I just finished Scot McKnight’s “Kingdom of God” class at Regent, Vancouver. Being an ‘Anabaptist’ on kingdom ethics, he said, Jesus rejected Moses’ Law of an “eye for an eye,” believing that retribution isn’t always required, and forgiveness can be valuable. The next day on the kingdom’s eschatological separation, he argued that this is Eternal Concious Torment because “justice requires the full punishment of proportionate retribution.” He cited the cry of the oppressed for such justice, illustrating that we couldn’t feel satisfied if Hitler escaped justice.

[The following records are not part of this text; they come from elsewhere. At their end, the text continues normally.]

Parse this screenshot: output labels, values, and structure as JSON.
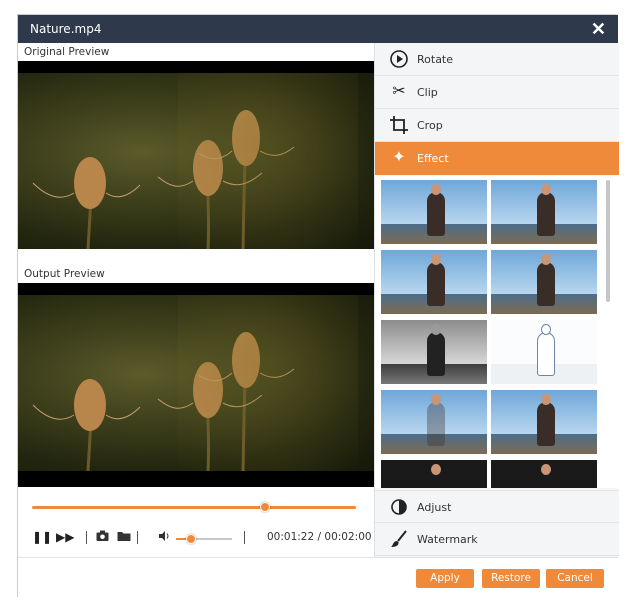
{
  "window": {
    "title": "Nature.mp4",
    "close_icon": "close-icon"
  },
  "preview": {
    "original_label": "Original Preview",
    "output_label": "Output Preview"
  },
  "player": {
    "progress_fraction": 0.72,
    "volume_fraction": 0.26,
    "current_time": "00:01:22",
    "separator": "/",
    "total_time": "00:02:00",
    "icons": [
      "pause-icon",
      "fast-forward-icon",
      "camera-icon",
      "folder-icon",
      "volume-icon"
    ]
  },
  "edit_menu": {
    "items": [
      {
        "label": "Rotate",
        "icon": "rotate-icon"
      },
      {
        "label": "Clip",
        "icon": "scissors-icon"
      },
      {
        "label": "Crop",
        "icon": "crop-icon"
      },
      {
        "label": "Effect",
        "icon": "sparkle-icon",
        "active": true
      }
    ],
    "bottom_items": [
      {
        "label": "Adjust",
        "icon": "adjust-icon"
      },
      {
        "label": "Watermark",
        "icon": "brush-icon"
      }
    ]
  },
  "effects": {
    "thumbnails": [
      "normal",
      "normal",
      "normal",
      "normal",
      "gray",
      "sketch",
      "soft",
      "normal",
      "dark",
      "dark"
    ]
  },
  "footer": {
    "apply_label": "Apply",
    "restore_label": "Restore",
    "cancel_label": "Cancel"
  },
  "colors": {
    "accent": "#ef8a3a",
    "titlebar": "#2e3a4b"
  }
}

Inviting questions, I said, “I hear you argue that ‘justice requires full retributory punishment.’ That sounds like Moses’ logic of ‘an eye for an eye.’ But I though you argued that Jesus opposed that!” He said, "Wow, you have just deconstructed me. He hesitated and it appeared to me that he had never reflected on the glaring conflict between his two assertions. He began to review that Jesus bore sin’s punishment so that those who embraced him need not receive justice, but that those who reject his provision still must. I said, “But what if Biblical ‘justice’ means ‘making things right.’ That would mean it could only be truly satisfied by bringing people to actually be righteous.” I believe McKnight has elsewhere acknowledged this as a Biblical concept of righteousness (dikaios), and I perceived him to say “yes,” as if that would be the desireable outcome or defintion, “But… that would require universalism.”

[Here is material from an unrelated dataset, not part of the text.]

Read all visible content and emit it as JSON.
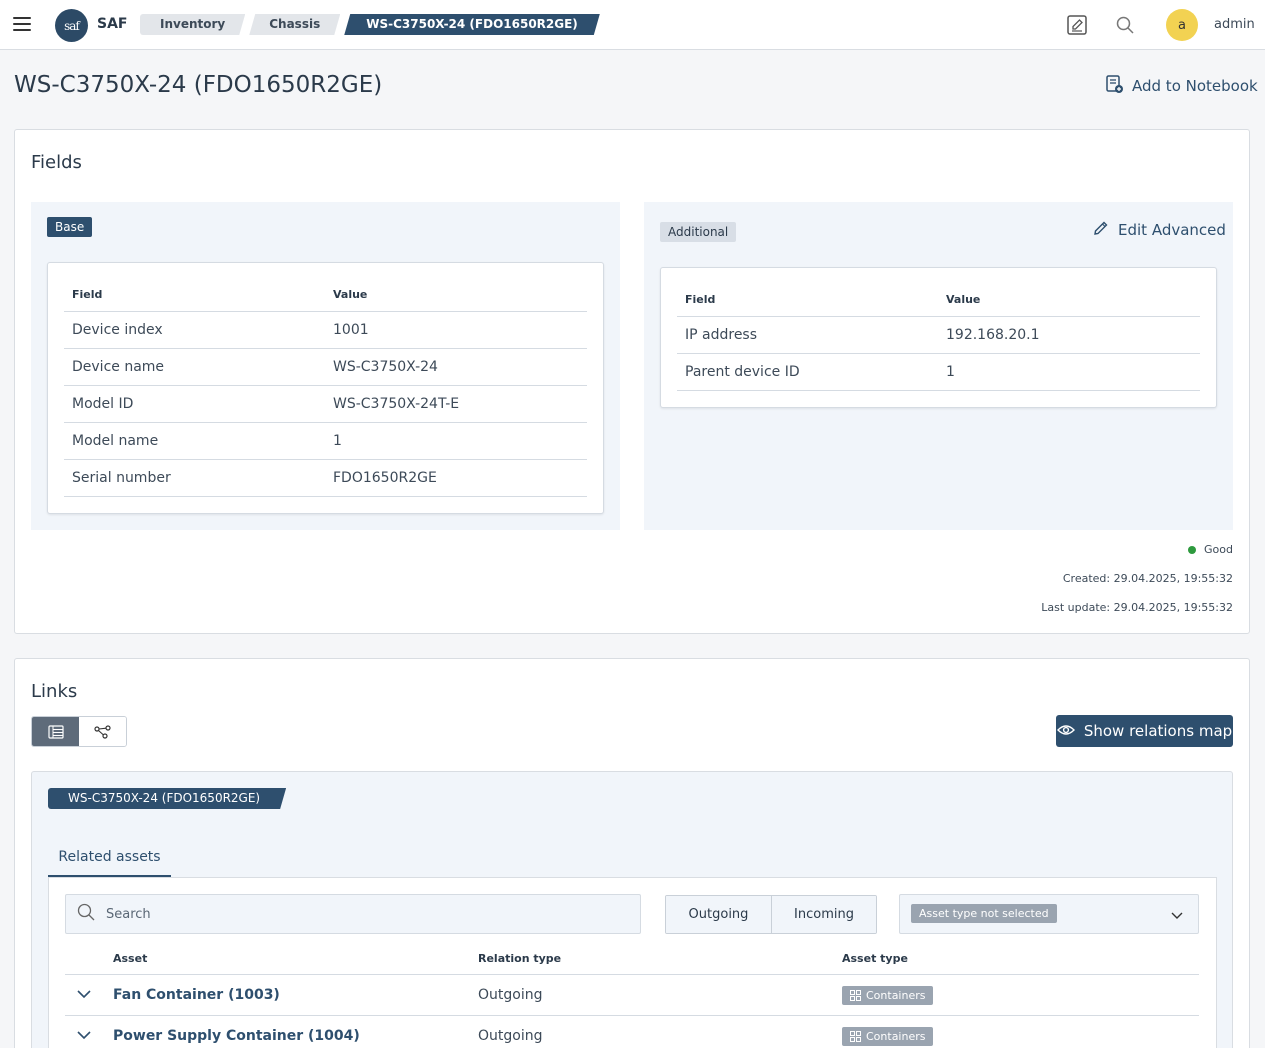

Then the focus became not the original question of justice’s meaning, but why one would reject universalism. His main response was that “affirming universalism would only be possible if one were a Calvinist.” He clearly meant human freedom would assure the possibility that some may reject salvation, because he added, “unless that guy in Oregon is right… what’s his name.” I said, you’re referring to Thomas Talbott. He said, “yes.” He then said, “I hope the next question will not be this difficult.” My impression was that even bringing up Talbott as a possible alternative, showed that he sensed that Talbott had made quite a case for God being able to enlighten and bring everyone to ackknowledge the truth without coercion.

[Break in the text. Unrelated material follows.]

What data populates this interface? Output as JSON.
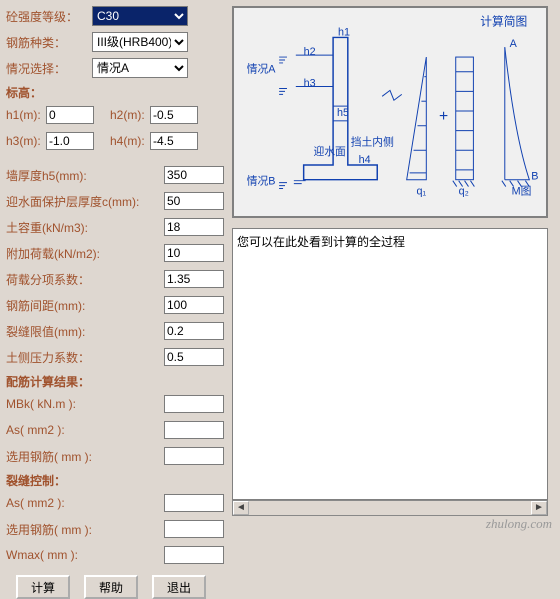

The other obvious basis of his rejection of universalism is his sense that ‘eternal hell’ is Biblical. He argued that all such texts could refer to annihilationism, except the two in Revelation about torment. But he cited Don Carson’s rebuke of a liberal ‘Marcionite’ who said the N.T. God was not the violent O.T. God, telling him, “Jesus spoke more of hell and ECT than anyone else” (apparently assuminging there that Jesus’ Gehenna was Not annihilation?). So when another student asked if Gehenna meant the Jerusalem garbage dump, he said that he had written this in his James’ commentary, but now realizes that maybe this was a much later invention of the rabbis. But he argued that what is decisive, is that first century Jews had come to see Hinnom Valley as a symbol of endless torment in the afterlife, such that they would know this is what Jesus meant."
He did not acknowledge that there were apparently a variety of views on the afterlife among first century Jews, nor question that Jesus wouldn’t necessarily have endorsed the Pharisee’s conception of this. He seemed unaware of Jerzak’s argument that Jesus more likely would have assumed the Bible’s tradition in Jeremiah, where being thrown into Hinnom Valley meant a historical event at the hand of enemy armies. Indeed, we had earlier clashed when he argued against George Ladd and John Bright’s view that “kingdom” is a reign or rule, and that Jesus never defines it as the church. McKnight (later citing Bruce Waltke) claimed Jews expected a land and people, and thus the kingdom means the “same” as the church. I asked, if Jesus’ definition of the kingdom proved violently unpopular and seems to reverse many Jewish expectations, why must we assume that he conformed to what they expected. He replied that unless there is some continuity for their understanding, then Jesus would not have communicated effectively with them.
I concluded that he wanted rightly to affirm a crucial place for the church and that a lot of these distinction were semantic (all scholars see a close connection between the kingdom and the church who are to reflect God’s rule, while agreeing that the two are “not identical”). But it reinforced my perception on Jesus’ use of Gehenna, that traditionalists like Mcknight selectively assume that Jesus endorsed Jewish conceptions, when it bolsters a conclusion that they want to defend. And I think that if even an ‘Anabaptist’ melds Jesus into Jewish expectations, it shows how deeply entrenched traditional views of ECT are.
Yet, McKnight referenced a great theologian’s comment that every Christian should be hoping that universalism is true, commenting that it seems like we indeed should love others to the extent of hoping that they will all be saved. My deepest impression was that even an evangelical as unusually well-read and conversant with universalism as McKnight, does not seem to have yet thought through the coherence of his assumptions, as in his conflicted conceptions of justice. But being a hopeful personality, I sense that he continues to sincerely try to grapple with these issues.